FinaliseScenario2SequenceDiagram

Scenario 3 (Ideal Scenario). If the application has been finalised and the user tries to interview an interviewee, interview Jane Doe, the Normal Parser will parse the input and create an instance of StartInterviewCommand. The LogicManager will execute this StartInterviewCommand toward the model, and the result is returned.

FinaliseScenario3SequenceDiagram

Scenario 4 (Ideal Scenario). If the application has not been finalised and the user tries to do add a new attribute, add attribute leadership, the Normal Parser will parse the input and create an instance of AddAttributeCommand. The LogicManager will execute this AddAttributeCommand towards the model and the result is returned.

FinaliseScenario4SequenceDiagram

The following activity diagram shows the sequence of activities happening after finalise command.

FinaliseActivityDiagram

Design Considerations

Aspect: Maintaining the consistency of application state
  • Alternative 1 (current choice): Have finalise command and disallow CRUD operation to attributes and questions

    • Pros: There will no be any invalid values or states, like an attribute score assigned to null.

    • Cons: Once the user decide to finalise, the user can no longer edit the attributes and questions. THe user will need to create a new session if the user wants to.

  • Alternative 2: Do not have a finalise command. User can perform CRUD operation to attributes and questions at any time, including after interview has been done or some metrics have been created. Deleted attributes and questions will be removed from any part of the application, and newly created attributes will have null score and newly created questions will be assigned to no answers.

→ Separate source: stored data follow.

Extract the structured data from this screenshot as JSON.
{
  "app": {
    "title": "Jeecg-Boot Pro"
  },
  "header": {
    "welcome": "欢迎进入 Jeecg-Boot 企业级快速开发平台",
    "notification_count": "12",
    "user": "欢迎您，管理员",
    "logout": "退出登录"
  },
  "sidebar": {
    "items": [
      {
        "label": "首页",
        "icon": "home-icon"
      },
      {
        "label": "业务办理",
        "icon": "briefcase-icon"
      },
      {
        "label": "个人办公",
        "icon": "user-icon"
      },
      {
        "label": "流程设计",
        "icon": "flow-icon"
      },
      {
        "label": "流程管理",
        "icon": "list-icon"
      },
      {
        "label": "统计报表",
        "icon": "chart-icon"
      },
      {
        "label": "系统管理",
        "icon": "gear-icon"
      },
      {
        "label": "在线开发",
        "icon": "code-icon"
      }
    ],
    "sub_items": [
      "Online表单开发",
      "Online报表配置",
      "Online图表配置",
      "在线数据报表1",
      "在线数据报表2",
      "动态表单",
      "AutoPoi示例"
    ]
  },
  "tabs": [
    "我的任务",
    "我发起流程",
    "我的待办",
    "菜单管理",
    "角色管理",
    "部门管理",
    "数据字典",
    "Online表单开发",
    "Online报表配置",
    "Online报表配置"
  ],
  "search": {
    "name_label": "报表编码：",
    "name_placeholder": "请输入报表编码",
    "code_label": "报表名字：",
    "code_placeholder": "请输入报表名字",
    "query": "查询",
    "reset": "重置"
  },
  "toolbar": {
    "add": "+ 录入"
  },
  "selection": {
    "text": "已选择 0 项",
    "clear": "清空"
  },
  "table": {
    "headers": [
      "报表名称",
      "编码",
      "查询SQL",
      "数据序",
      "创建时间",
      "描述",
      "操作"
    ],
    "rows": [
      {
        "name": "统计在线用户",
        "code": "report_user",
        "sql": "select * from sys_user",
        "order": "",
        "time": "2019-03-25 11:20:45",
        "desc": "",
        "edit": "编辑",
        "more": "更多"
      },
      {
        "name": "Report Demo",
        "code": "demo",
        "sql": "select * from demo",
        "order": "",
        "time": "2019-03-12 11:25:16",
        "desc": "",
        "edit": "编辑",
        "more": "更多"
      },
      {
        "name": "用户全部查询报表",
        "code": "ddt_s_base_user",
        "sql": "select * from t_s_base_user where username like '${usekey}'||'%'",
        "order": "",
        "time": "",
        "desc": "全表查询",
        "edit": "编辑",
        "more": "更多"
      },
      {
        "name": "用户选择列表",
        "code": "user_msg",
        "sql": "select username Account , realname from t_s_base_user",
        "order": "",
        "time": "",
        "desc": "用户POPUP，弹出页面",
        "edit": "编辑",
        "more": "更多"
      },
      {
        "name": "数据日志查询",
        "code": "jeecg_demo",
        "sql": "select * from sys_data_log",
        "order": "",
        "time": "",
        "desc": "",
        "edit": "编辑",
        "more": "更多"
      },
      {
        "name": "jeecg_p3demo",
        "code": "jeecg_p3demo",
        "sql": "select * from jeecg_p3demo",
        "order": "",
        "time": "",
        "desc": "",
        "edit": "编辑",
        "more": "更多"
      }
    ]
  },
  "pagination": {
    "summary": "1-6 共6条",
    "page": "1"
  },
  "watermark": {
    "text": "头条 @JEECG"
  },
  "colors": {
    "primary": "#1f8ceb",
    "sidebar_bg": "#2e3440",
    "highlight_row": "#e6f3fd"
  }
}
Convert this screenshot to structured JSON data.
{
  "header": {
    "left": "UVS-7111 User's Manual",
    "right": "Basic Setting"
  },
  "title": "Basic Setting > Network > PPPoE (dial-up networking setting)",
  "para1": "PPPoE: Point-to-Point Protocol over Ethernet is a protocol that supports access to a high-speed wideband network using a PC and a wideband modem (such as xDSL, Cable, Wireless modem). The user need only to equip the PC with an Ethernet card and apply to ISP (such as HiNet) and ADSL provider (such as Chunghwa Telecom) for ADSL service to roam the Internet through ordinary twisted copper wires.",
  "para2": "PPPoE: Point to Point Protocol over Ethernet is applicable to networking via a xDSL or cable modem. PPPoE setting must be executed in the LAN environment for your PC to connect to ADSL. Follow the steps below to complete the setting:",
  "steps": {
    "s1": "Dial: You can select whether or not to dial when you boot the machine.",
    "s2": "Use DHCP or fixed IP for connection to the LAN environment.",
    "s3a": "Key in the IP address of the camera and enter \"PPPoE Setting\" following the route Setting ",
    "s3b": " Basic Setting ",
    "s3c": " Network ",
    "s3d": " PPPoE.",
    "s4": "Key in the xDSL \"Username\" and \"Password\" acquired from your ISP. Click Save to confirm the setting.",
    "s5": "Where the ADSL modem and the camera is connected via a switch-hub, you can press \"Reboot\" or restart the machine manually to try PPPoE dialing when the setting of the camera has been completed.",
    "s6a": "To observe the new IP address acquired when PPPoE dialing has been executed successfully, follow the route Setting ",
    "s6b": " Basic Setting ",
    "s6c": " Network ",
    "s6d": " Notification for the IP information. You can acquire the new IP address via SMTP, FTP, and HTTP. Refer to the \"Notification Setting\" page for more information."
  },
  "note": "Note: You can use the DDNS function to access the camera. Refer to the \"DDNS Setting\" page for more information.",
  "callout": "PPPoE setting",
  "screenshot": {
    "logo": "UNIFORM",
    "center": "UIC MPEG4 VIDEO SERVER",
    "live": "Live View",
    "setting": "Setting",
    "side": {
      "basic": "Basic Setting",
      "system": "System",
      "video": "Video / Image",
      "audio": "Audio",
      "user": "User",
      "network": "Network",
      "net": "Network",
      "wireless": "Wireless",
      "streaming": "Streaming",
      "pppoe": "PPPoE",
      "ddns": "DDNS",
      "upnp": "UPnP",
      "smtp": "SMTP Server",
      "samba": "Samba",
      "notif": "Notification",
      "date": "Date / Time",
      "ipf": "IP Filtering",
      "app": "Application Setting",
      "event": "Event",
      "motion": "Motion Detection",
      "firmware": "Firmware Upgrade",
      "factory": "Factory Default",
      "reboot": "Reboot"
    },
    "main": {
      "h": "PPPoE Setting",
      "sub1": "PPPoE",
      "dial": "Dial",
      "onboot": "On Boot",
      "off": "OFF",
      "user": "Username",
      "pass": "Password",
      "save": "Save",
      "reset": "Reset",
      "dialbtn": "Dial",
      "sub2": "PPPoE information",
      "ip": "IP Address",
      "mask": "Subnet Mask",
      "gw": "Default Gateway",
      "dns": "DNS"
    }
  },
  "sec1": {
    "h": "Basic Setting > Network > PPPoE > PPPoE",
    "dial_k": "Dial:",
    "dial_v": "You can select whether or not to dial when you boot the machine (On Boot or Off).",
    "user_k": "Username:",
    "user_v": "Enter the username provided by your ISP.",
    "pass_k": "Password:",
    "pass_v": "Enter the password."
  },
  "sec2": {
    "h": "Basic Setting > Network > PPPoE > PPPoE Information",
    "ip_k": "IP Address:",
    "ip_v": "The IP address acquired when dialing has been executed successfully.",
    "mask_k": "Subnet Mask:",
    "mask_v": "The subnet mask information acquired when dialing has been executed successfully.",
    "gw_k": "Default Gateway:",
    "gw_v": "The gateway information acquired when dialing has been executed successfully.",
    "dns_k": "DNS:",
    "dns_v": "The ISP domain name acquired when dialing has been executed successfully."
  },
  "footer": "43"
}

    • Pros: More flexibility for the user if the user wants to change the attributes and questions.

    • Cons: The user might not be aware about the consequence of deleting one attribute or question, which might lead to deletion of the all the metrics that uses this attribute `, removal of all `remarks associated as the answer of a question. As new attribute are assigned to null score, these interviewees could not be compared with the others with regards to this feature when the user is using the best interviewee feature. User might need to assign the score value of this newly added attribute to every single interviewees that has been interviewed before this addition, which is a tedious and unfriendly operation.

  • Alternative 3: Do not have a finalise command. User can perform CRUD operation to attributes and questions at any time, including after interview has been done or some metrics have been created. Deleted attributes and questions will be removed from any part of the application, and newly created attributes will have a default score and newly created questions will be assigned to no answers.

    • Pros: More flexibility for the user if the user wants to change the attributes and questions.

    • Cons: The user might not be aware about the consequence of deleting one attribute or question, which might lead to deletion of the all the metrics that uses this attribute `, removal of all `remarks associated as the answer of a question. As new attribute are assigned to default score, the result of comparison between this interviewee and the others might not be accurate anymore.

Model component

ModelClassDiagram
Figure 1. Structure of the Model Component

API : Model.java

The Model,

  • stores a UserPref object that represents the user’s preferences.

  • stores the session data including questions, attributes, metrics, and interviewees including their interview transcripts.

  • stores the current app state, including whether the user has finalised the attributes and questions, the current phase that the app is in (pre-session, in the normal phase or in an interview), the current session and the current interviewee in focus, whether being interviewed or whose report is being viewed.

  • exposes an unmodifiable ObservableList<Attribute>, ObservableList<Question>, ObservableList<Metric>, ObservableList<Interviewee> that can be 'observed' e.g. the UI can be bound to this list so that the UI automatically updates when the data in the list change.